There is no doubt in my mind that the accused was travelling at an excessive speed which was indeed reckless, having regard to the place and the time. Whether this excessive speed was due to a more careless management of the car engendered by the nips of rum, I am not prepared to say. I believe the evidence of Morris as to speed, an obviously honest witness. That the accused did not have his car under proper control is shown by its leaving the bitumen surface and travelling along a rough semblance of a ditch almost hitting a tree. If the accused had been travelling at the statutory speed of thirty miles per hour or even at forty, I can not see how he could have left the bitumen, nor do I see how he could have hit the white post. How was it that a man who had travelled the road a thousand times ran off the road. The accused himself just says - "I do not know what speed I was travelling at", and leaves it at that. He did not know he had hit the post, although he hit it hard enough to tear the chromium strips off the side. Then there was the statement twice made that the Prefect had come across the road and ran into him. The condition of the two cars is eloquent evidence of the excessive speed of the Customline. One only has to look at the front of the Customline where solid steel cross members are buckled and twisted. Counsel for the Defence suggested that after the car had hit the post it would get out of Control. But if this were so, the distance travelled out of control would have been only less than the distance of the diagonal from the base of the post, and the width of the road was twenty-four feet between the white posts. Anyway everything was normal according to the accused and he did not know he had hit the post. The accused failed to take the precautions which the nature of the area demanded.

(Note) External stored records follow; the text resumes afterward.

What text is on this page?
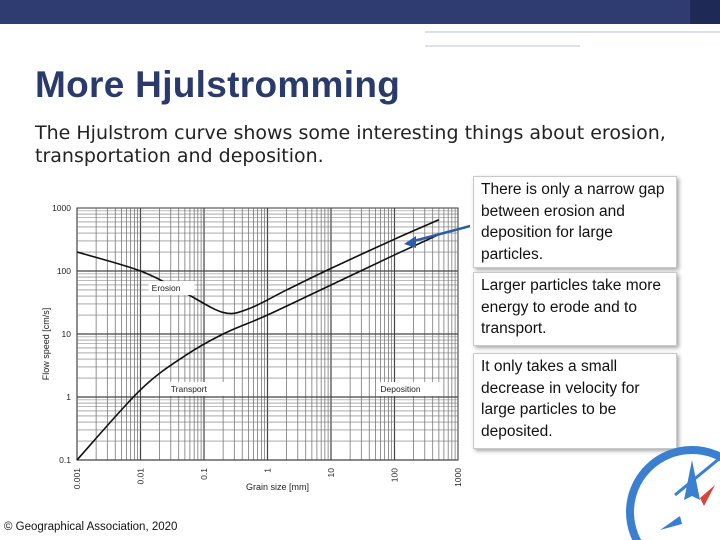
More Hjulstromming

The Hjulstrom curve shows some interesting things about erosion, transportation and deposition.

1000
100
10
1
0.1
0.001	0.01	0.1	1	10	100	1000
Grain size [mm]
Flow speed [cm/s]
Erosion
Transport	Deposition
There is only a narrow gap between erosion and deposition for large particles.
Larger particles take more energy to erode and to transport.
It only takes a small decrease in velocity for large particles to be deposited.
© Geographical Association, 2020
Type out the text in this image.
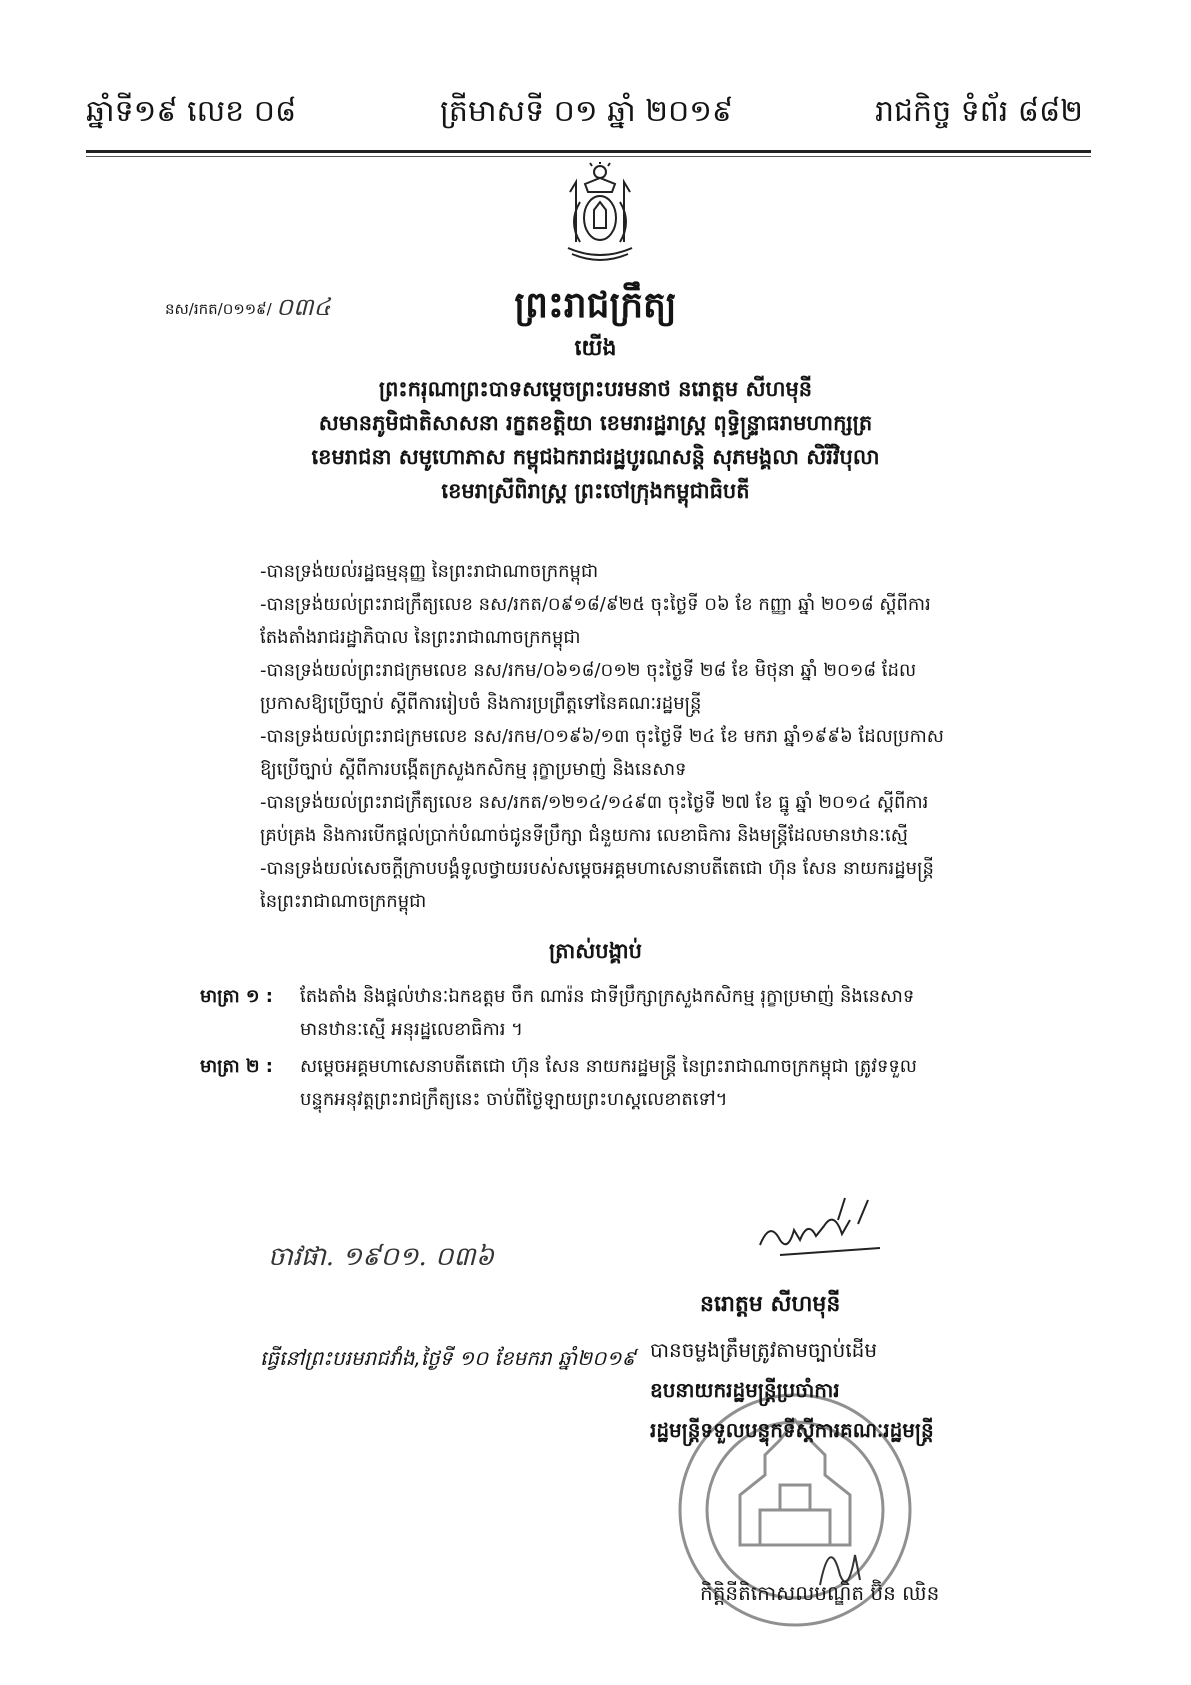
ឆ្នាំទី១៩ លេខ ០៨	ត្រីមាសទី ០១ ឆ្នាំ ២០១៩	រាជកិច្ច ទំព័រ ៨៨២
ព្រះរាជក្រឹត្យ
នស/រកត/០១១៩/ ០៣៤
យើង
ព្រះករុណាព្រះបាទសម្តេចព្រះបរមនាថ នរោត្តម សីហមុនី
សមានភូមិជាតិសាសនា រក្ខតខត្តិយា ខេមរារដ្ឋរាស្ត្រ ពុទ្ធិន្ទ្រាធរាមហាក្សត្រ
ខេមរាជនា សមូហោភាស កម្ពុជឯករាជរដ្ឋបូរណសន្តិ សុភមង្គលា សិរីវិបុលា
ខេមរាស្រីពិរាស្ត្រ ព្រះចៅក្រុងកម្ពុជាធិបតី
-បានទ្រង់យល់រដ្ឋធម្មនុញ្ញ នៃព្រះរាជាណាចក្រកម្ពុជា
-បានទ្រង់យល់ព្រះរាជក្រឹត្យលេខ នស/រកត/០៩១៨/៩២៥ ចុះថ្ងៃទី ០៦ ខែ កញ្ញា ឆ្នាំ ២០១៨ ស្តីពីការ
តែងតាំងរាជរដ្ឋាភិបាល នៃព្រះរាជាណាចក្រកម្ពុជា
-បានទ្រង់យល់ព្រះរាជក្រមលេខ នស/រកម/០៦១៨/០១២ ចុះថ្ងៃទី ២៨ ខែ មិថុនា ឆ្នាំ ២០១៨ ដែល
ប្រកាសឱ្យប្រើច្បាប់ ស្តីពីការរៀបចំ និងការប្រព្រឹត្តទៅនៃគណៈរដ្ឋមន្ត្រី
-បានទ្រង់យល់ព្រះរាជក្រមលេខ នស/រកម/០១៩៦/១៣ ចុះថ្ងៃទី ២៤ ខែ មករា ឆ្នាំ១៩៩៦ ដែលប្រកាស
ឱ្យប្រើច្បាប់ ស្តីពីការបង្កើតក្រសួងកសិកម្ម រុក្ខាប្រមាញ់ និងនេសាទ
-បានទ្រង់យល់ព្រះរាជក្រឹត្យលេខ នស/រកត/១២១៤/១៤៩៣ ចុះថ្ងៃទី ២៧ ខែ ធ្នូ ឆ្នាំ ២០១៤ ស្តីពីការ
គ្រប់គ្រង និងការបើកផ្តល់ប្រាក់បំណាច់ជូនទីប្រឹក្សា ជំនួយការ លេខាធិការ និងមន្ត្រីដែលមានឋានៈស្មើ
-បានទ្រង់យល់សេចក្តីក្រាបបង្គំទូលថ្វាយរបស់សម្តេចអគ្គមហាសេនាបតីតេជោ ហ៊ុន សែន នាយករដ្ឋមន្ត្រី
នៃព្រះរាជាណាចក្រកម្ពុជា
ត្រាស់បង្គាប់
មាត្រា ១ : តែងតាំង និងផ្តល់ឋានៈឯកឧត្តម ចឹក ណារ៉ន ជាទីប្រឹក្សាក្រសួងកសិកម្ម រុក្ខាប្រមាញ់ និងនេសាទ
មានឋានៈស្មើ អនុរដ្ឋលេខាធិការ ។
មាត្រា ២ : សម្តេចអគ្គមហាសេនាបតីតេជោ ហ៊ុន សែន នាយករដ្ឋមន្ត្រី នៃព្រះរាជាណាចក្រកម្ពុជា ត្រូវទទួល
បន្ទុកអនុវត្តព្រះរាជក្រឹត្យនេះ ចាប់ពីថ្ងៃឡាយព្រះហស្តលេខាតទៅ។
ចាវផា. ១៩០១. ០៣៦
នរោត្តម សីហមុនី
ធ្វើនៅព្រះបរមរាជវាំង,ថ្ងៃទី ១០ ខែមករា ឆ្នាំ២០១៩ បានចម្លងត្រឹមត្រូវតាមច្បាប់ដើម
ឧបនាយករដ្ឋមន្ត្រីប្រចាំការ
រដ្ឋមន្ត្រីទទួលបន្ទុកទីស្តីការគណៈរដ្ឋមន្ត្រី
កិត្តិនីតិកោសលបណ្ឌិត ប៊ិន ឈិន
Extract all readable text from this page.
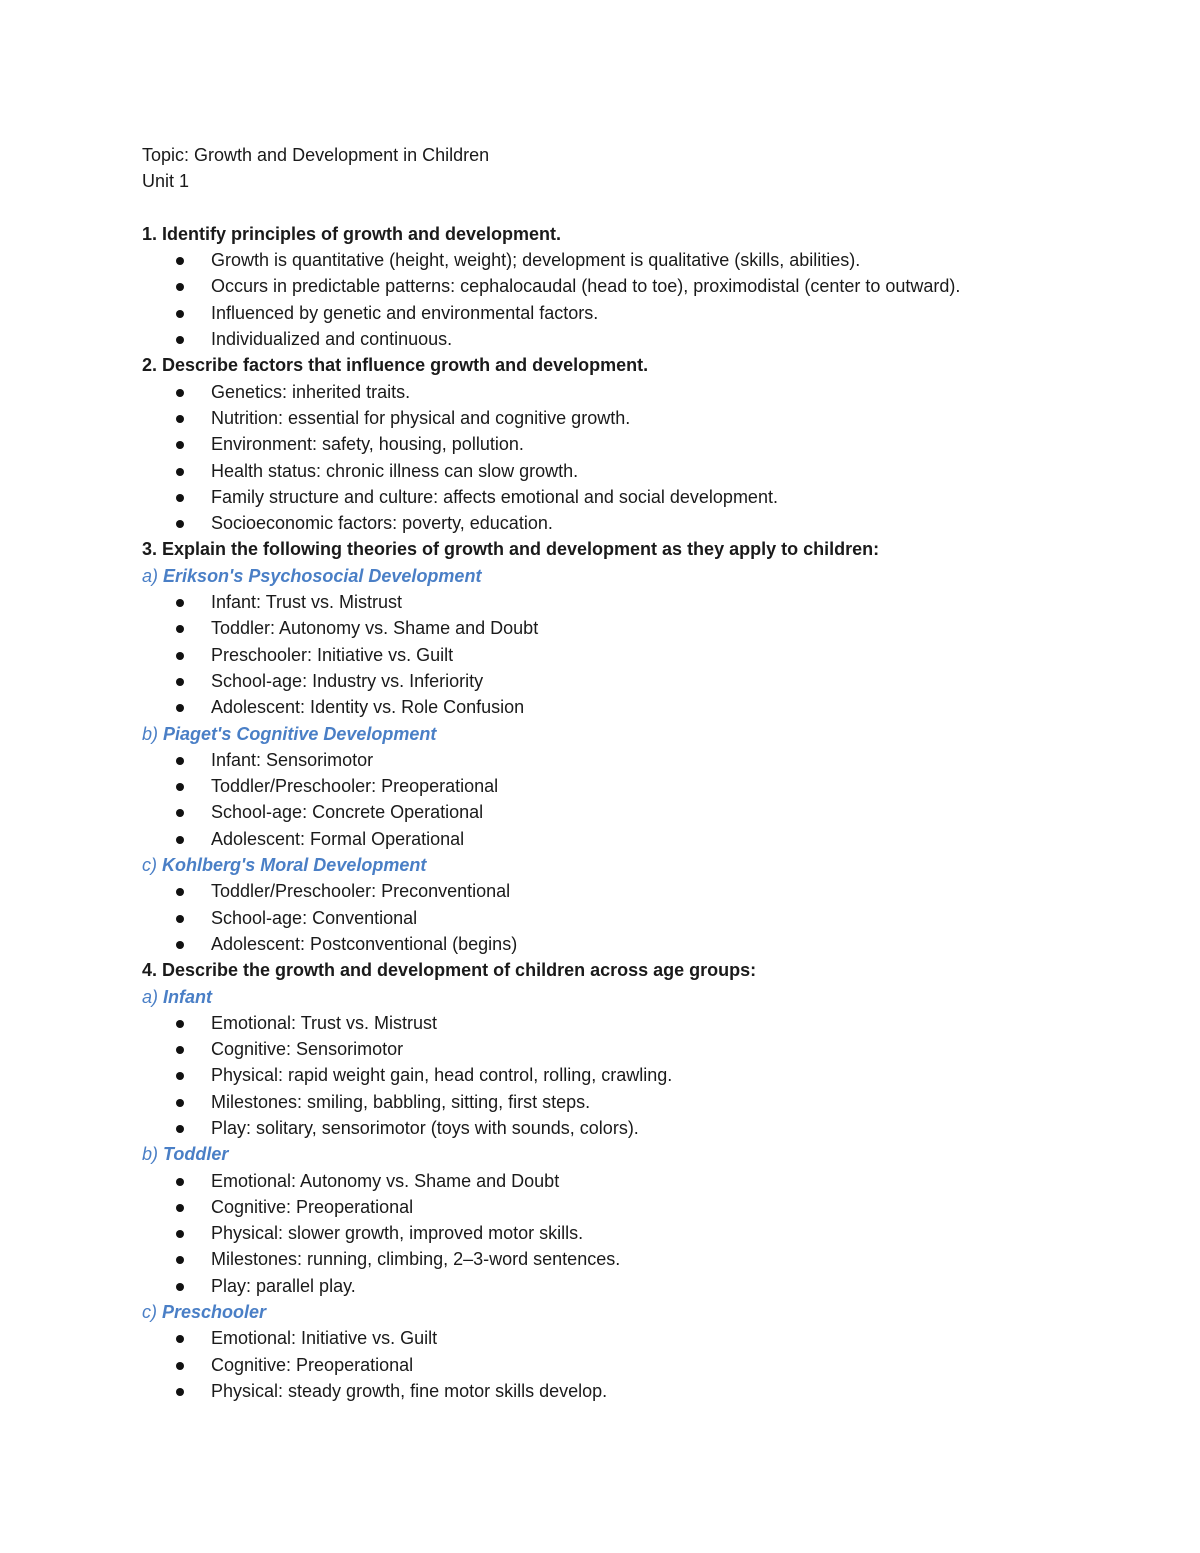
Topic: Growth and Development in Children
Unit 1
1. Identify principles of growth and development.
Growth is quantitative (height, weight); development is qualitative (skills, abilities).
Occurs in predictable patterns: cephalocaudal (head to toe), proximodistal (center to outward).
Influenced by genetic and environmental factors.
Individualized and continuous.
2. Describe factors that influence growth and development.
Genetics: inherited traits.
Nutrition: essential for physical and cognitive growth.
Environment: safety, housing, pollution.
Health status: chronic illness can slow growth.
Family structure and culture: affects emotional and social development.
Socioeconomic factors: poverty, education.
3. Explain the following theories of growth and development as they apply to children:
a) Erikson's Psychosocial Development
Infant: Trust vs. Mistrust
Toddler: Autonomy vs. Shame and Doubt
Preschooler: Initiative vs. Guilt
School-age: Industry vs. Inferiority
Adolescent: Identity vs. Role Confusion
b) Piaget's Cognitive Development
Infant: Sensorimotor
Toddler/Preschooler: Preoperational
School-age: Concrete Operational
Adolescent: Formal Operational
c) Kohlberg's Moral Development
Toddler/Preschooler: Preconventional
School-age: Conventional
Adolescent: Postconventional (begins)
4. Describe the growth and development of children across age groups:
a) Infant
Emotional: Trust vs. Mistrust
Cognitive: Sensorimotor
Physical: rapid weight gain, head control, rolling, crawling.
Milestones: smiling, babbling, sitting, first steps.
Play: solitary, sensorimotor (toys with sounds, colors).
b) Toddler
Emotional: Autonomy vs. Shame and Doubt
Cognitive: Preoperational
Physical: slower growth, improved motor skills.
Milestones: running, climbing, 2–3-word sentences.
Play: parallel play.
c) Preschooler
Emotional: Initiative vs. Guilt
Cognitive: Preoperational
Physical: steady growth, fine motor skills develop.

The accused was in charge of a dangerous thing on a highway, and in the management of it it was his duty to use reasonable care and take reasonable precautions to avoid endangering the life, safety or health of other users of the highway. He is held to have caused any consequences which might result to the life or health of any person by reason of his omission to perform that duty.


It has been held that the expression "reasonable care" and "reasonable precautions" import the same degree of negligence which is required at common law to make a driver criminally liable for injury. This means that he must be guilty of gross negligence.


I find the accused guilty of gross negligence in the management of the Customline car he was driving on the night of the 28th September, 1958.


The consequences which followed from his failure to perform his statutory duty were the injury to the two occupants of the Ford Prefect, Walter Leonard Bormann, and Janet Evelyn Bormann, which on the evidence consisted of actual bodily harm.


I find the accused guilty on both counts.